In an academic paper, she mentioned the importance of working as a team, and even having a daily lunch together. Atayee discussed spending “30 minutes a day appreciating each other as human beings so that we can present together when we are taking care of each other as human beings.” Atayee, Herndon and Lockman coauthored a paper outlining the role of a pharmacist on a “transdisciplinary palliative care team” and highlighted the need for “adequate instruction on palliative care and clinical reasoning skills in schools of pharmacy.”

“Delivery of a palliative care elective in the pharmacy curriculum significantly increases both student confidence in their palliative care skills and their clinical reasoning skills in these areas,” they wrote. Lockman said it is important to properly prepare pharmacists for interprofessional palliative care practice. “That is one of the key components that makes our program valuable and successful,” she said.

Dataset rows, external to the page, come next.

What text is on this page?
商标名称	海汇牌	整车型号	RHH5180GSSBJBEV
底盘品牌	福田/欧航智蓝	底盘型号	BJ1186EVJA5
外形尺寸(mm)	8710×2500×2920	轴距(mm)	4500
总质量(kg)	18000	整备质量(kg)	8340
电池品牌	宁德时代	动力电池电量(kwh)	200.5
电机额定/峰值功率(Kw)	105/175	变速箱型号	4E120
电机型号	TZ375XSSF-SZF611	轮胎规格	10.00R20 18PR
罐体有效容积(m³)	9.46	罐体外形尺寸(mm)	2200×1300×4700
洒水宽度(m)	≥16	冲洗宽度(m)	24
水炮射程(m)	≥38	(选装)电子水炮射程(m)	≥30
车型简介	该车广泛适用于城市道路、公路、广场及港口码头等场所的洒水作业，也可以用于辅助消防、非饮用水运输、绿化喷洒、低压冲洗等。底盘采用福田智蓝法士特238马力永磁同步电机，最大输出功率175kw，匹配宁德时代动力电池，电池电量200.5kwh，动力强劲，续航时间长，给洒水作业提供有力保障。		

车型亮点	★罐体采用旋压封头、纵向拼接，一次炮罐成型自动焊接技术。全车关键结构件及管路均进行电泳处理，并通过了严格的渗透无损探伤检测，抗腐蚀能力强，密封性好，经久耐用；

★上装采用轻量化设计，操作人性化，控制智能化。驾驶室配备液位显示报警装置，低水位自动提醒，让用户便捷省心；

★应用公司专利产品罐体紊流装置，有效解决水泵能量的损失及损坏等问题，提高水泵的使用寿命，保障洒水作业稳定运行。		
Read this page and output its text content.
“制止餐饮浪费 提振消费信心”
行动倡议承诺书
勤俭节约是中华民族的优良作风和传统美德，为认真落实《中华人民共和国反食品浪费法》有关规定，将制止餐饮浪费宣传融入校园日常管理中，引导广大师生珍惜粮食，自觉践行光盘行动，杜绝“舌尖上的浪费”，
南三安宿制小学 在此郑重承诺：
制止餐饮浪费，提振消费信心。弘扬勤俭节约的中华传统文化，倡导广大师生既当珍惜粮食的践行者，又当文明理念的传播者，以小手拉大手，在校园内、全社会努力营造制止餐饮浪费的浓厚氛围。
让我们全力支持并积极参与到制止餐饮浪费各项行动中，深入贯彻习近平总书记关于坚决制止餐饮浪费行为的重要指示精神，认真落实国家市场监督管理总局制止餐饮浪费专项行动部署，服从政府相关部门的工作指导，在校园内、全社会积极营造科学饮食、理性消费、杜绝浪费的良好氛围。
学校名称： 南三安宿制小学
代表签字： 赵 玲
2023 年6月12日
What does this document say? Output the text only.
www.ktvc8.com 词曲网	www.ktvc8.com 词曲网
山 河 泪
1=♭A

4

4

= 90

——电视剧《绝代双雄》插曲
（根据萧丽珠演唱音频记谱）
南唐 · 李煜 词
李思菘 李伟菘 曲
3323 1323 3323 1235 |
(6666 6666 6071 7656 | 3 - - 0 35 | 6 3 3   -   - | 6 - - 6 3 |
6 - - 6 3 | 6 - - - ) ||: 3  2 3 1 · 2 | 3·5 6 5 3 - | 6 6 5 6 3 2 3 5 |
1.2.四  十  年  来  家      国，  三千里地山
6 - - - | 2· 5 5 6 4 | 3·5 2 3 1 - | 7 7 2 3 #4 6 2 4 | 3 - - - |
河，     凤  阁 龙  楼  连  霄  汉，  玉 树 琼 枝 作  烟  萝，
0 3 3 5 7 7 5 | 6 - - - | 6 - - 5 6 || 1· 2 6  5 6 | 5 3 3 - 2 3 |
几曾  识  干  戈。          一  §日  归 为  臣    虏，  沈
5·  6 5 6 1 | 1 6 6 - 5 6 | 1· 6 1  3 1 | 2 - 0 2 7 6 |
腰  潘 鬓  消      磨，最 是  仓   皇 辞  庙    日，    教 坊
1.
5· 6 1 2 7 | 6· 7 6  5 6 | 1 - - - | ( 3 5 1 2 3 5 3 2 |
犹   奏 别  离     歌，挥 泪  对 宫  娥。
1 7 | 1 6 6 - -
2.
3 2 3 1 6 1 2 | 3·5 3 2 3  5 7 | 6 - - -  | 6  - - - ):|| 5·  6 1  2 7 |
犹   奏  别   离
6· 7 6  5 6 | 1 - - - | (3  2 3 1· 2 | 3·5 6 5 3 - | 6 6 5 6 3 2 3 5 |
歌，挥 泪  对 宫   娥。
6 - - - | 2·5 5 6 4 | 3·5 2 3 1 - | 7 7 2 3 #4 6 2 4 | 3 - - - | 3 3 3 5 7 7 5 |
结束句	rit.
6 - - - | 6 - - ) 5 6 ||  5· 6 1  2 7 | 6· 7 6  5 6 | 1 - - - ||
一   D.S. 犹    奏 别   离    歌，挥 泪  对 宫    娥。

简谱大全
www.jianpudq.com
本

Outlining the University of Iowa’s offerings, Lockman said the college integrated 18 classroom hours of non-pain palliative care and 32 classroom hours of pain management across eight required courses. Since 2016, all student pharmacists spend 50 hours of class time on the principles of palliative care/primary palliative care. The program offers four elective courses in palliative care. Since 2017, 220 students have taken at least one palliative care elective and 36 students have graduated with a 17-credit hour palliative care certificate since 2019. Board certification in palliative care is not yet available for pharmacists, Lockman noted.

“Chaplains, music therapists, advance practice providers, social workers, nurses and physicians all teach in our palliative care courses,” she said. “Not all schools have access to this kind of resource.” With the university being a grantee of the Cambia Health Foundation Sojourns Scholar Leadership Program, Lockman said she is collaborating with palliative care faculty and team members across the country to create a curricular toolkit for palliative care education. “My goal is to expand knowledge of primary palliative care and palliative care as an approach to patient care, in addition to allowing students to explore the idea of palliative care as a specialty. My vision for pharmacy practice in the United States is that pharmacists attain and practice primary palliative care skills. All families deserve access to palliative care, and not just in the final days. Until we expand the reach of palliative care education beyond a few institutions, this will not be possible.”

Joseph A. Cantlupe is a freelance writer based in Washington, D.C.